Exploring the animal treatment-sustainability nexus: integrating animal welfare and antibiotic stewardship into the sustainability agenda
2025
Higham, Laura Elizabeth | Moran, Dominic | Boden, Lisa
Animals have played a crucial role in human history and development for millennia, utilised for food, fibre, livelihoods, leisure, companionship, and sociocultural functions. Humans derive various benefits from animals, but increasing global populations of kept animals (e.g., in agriculture) are generating harmful external costs related to animal welfare problems and antimicrobial resistance. For example, many farmed animal production systems configured to maximise production and resource-use efficiency prevent animals’ expression of normal behaviours and positive affective states.
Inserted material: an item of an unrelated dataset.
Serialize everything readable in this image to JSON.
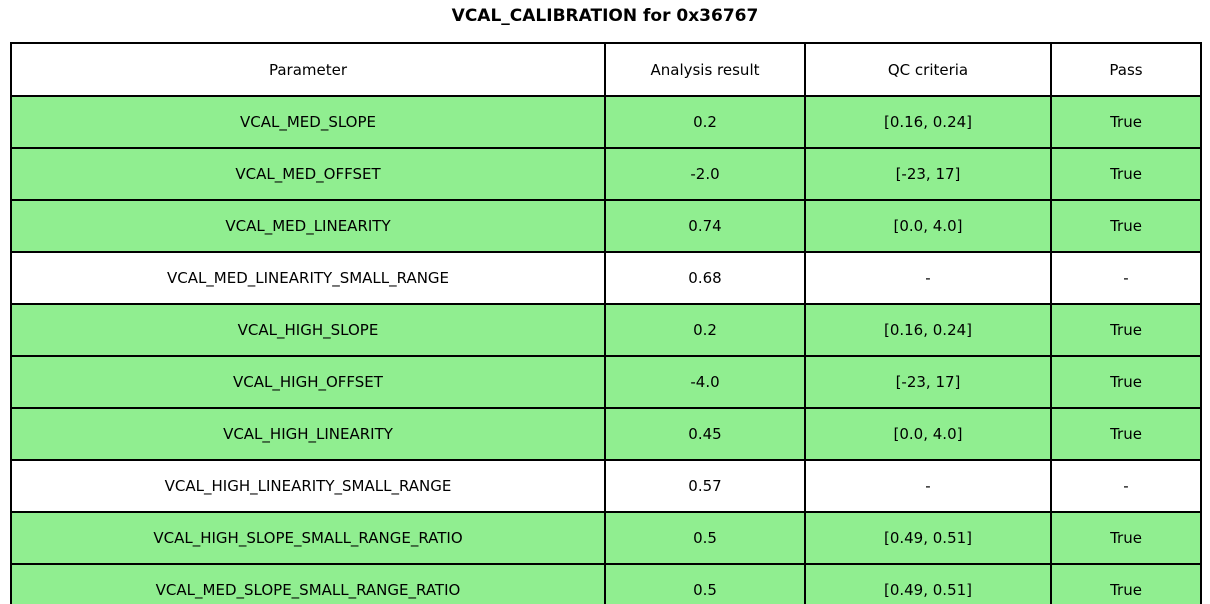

Furthermore, antibiotic use in farmed animals is well managed to the extent that it aligns with the public health agenda; however, some antibiotics considered of lower risk to public health are used in relatively high quantities in farmed animals and are discharged into the environment with high persistence and potential toxicity to non-target organisms. The ineffective delivery of animal welfare and environmental public goods by the private sector denotes market failure. This thesis explores the levers for incorporating the neglected considerations of animal welfare and antimicrobial stewardship into the veterinary and agriculture sustainability discourse and metrics in the UK context. Four sector-specific studies are presented, exploring this nexus in the veterinary profession, agriculture sector, commercial food supply chains, and public sector institutions. The studies afford different perspectives on these externalities, including both production and consumption as potential drivers of welfare harm and antibiotic use. They contribute to a nascent discourse within the UK’s veterinary and commercial agricultural communities that is reflecting more deeply on how, as critical and influential stakeholders, these actors can support and forge a new relationship with non-human animals and other components of nature through a One Health approach. It concludes by proposing a series of recommendations, including regulations, incentives and voluntary initiatives, which align with an ecological sustainability paradigm that respects and strives for intergenerational and interspecies wellbeing.